The space shuttle Discovery has successfully docked with the International Space Station (ISS). Mission Commander Alan Poindexter finished the eight-minute link-up manoeuvre 215 miles (344km) over the Caribbean, Nasa said. The 13-day mission is one of the last before the shuttle programme ends later this year. The crew had to dock without the use of radar, because of the failure of a communications antenna. Nasa said that the crew had been trained to dock without radar and were able to use an "array of other navigation tools to precisely track the space station".
After docking at 0744 GMT, Commander Poindexter radioed: "Houston and station, capture confirmed."
The shuttle, which is carrying equipment and supplies for the ISS, blasted off on Monday from Kennedy Space Center in Florida. Its mission puts more women in orbit at one time than ever before. On board Discovery are Nasa astronauts Dottie Metcalf-Lindenburger and Stephanie Wilson and Japan Aerospace Exploration Agency (Jaxa) astronaut Naoko Yamazaki. They join Flight Engineer Tracy Caldwell Dyson, who is already aboard the ISS.
Naoko Yamazaki is the second Japanese woman in space. In Japan she is being called the "Mum Astronaut" , and her space flight has caused people back home to question the traditional roles of men and women .

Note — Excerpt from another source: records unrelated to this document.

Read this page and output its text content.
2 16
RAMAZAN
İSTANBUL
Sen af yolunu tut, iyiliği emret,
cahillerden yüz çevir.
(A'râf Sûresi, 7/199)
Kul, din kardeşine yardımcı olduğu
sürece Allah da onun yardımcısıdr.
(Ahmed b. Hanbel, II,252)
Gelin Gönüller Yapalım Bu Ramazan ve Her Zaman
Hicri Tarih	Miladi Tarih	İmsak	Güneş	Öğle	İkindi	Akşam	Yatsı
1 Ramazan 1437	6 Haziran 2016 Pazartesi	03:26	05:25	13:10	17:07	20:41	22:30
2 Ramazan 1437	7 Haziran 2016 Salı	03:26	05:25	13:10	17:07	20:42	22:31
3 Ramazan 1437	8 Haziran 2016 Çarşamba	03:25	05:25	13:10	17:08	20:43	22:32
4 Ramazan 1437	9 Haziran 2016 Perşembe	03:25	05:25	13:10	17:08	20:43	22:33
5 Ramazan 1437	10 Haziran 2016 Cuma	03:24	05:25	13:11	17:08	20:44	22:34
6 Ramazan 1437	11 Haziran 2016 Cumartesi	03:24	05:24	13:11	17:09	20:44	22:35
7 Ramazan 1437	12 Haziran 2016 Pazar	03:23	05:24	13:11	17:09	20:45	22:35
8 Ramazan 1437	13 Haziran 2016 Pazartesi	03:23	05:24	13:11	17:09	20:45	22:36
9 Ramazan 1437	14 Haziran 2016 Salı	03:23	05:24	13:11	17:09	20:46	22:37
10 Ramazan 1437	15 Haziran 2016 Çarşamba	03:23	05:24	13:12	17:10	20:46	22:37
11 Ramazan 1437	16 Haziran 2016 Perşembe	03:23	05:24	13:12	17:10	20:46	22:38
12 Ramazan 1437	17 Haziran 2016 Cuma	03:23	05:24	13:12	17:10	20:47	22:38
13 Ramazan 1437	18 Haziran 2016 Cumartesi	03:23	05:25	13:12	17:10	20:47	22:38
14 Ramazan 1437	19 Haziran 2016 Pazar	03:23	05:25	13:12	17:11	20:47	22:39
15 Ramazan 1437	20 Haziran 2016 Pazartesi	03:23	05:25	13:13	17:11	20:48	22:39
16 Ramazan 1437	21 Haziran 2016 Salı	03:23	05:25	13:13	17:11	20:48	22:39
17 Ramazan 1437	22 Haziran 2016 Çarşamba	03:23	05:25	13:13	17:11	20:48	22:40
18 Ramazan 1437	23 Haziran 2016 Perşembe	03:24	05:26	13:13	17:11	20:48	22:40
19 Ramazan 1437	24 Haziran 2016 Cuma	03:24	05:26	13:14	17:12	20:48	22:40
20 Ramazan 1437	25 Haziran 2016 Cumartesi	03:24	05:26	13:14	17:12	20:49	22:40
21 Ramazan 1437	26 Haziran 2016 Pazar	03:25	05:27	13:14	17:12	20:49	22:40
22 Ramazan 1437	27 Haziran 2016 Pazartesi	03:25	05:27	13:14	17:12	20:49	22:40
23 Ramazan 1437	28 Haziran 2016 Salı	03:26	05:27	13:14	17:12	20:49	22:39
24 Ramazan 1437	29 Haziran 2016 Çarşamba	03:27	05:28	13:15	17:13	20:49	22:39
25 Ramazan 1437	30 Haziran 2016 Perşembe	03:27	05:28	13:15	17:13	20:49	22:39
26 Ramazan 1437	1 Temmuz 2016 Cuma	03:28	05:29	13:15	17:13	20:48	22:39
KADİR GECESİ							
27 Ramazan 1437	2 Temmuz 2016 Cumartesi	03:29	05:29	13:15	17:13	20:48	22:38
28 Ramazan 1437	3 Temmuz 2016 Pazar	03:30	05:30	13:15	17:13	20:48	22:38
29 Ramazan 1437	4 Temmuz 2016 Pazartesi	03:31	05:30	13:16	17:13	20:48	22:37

Discovery's seven-person crew then joined the six people aboard the space station to begin more than a week of work together. The astronauts are due to carry out three spacewalks, to make repairs on the station and retrieve an experiment that was
placed on the exterior of the Japanese laboratory, Kibo. Discovery is also carrying an exercise machine to study the effects of weightlessness on the body's musculoskeletal system.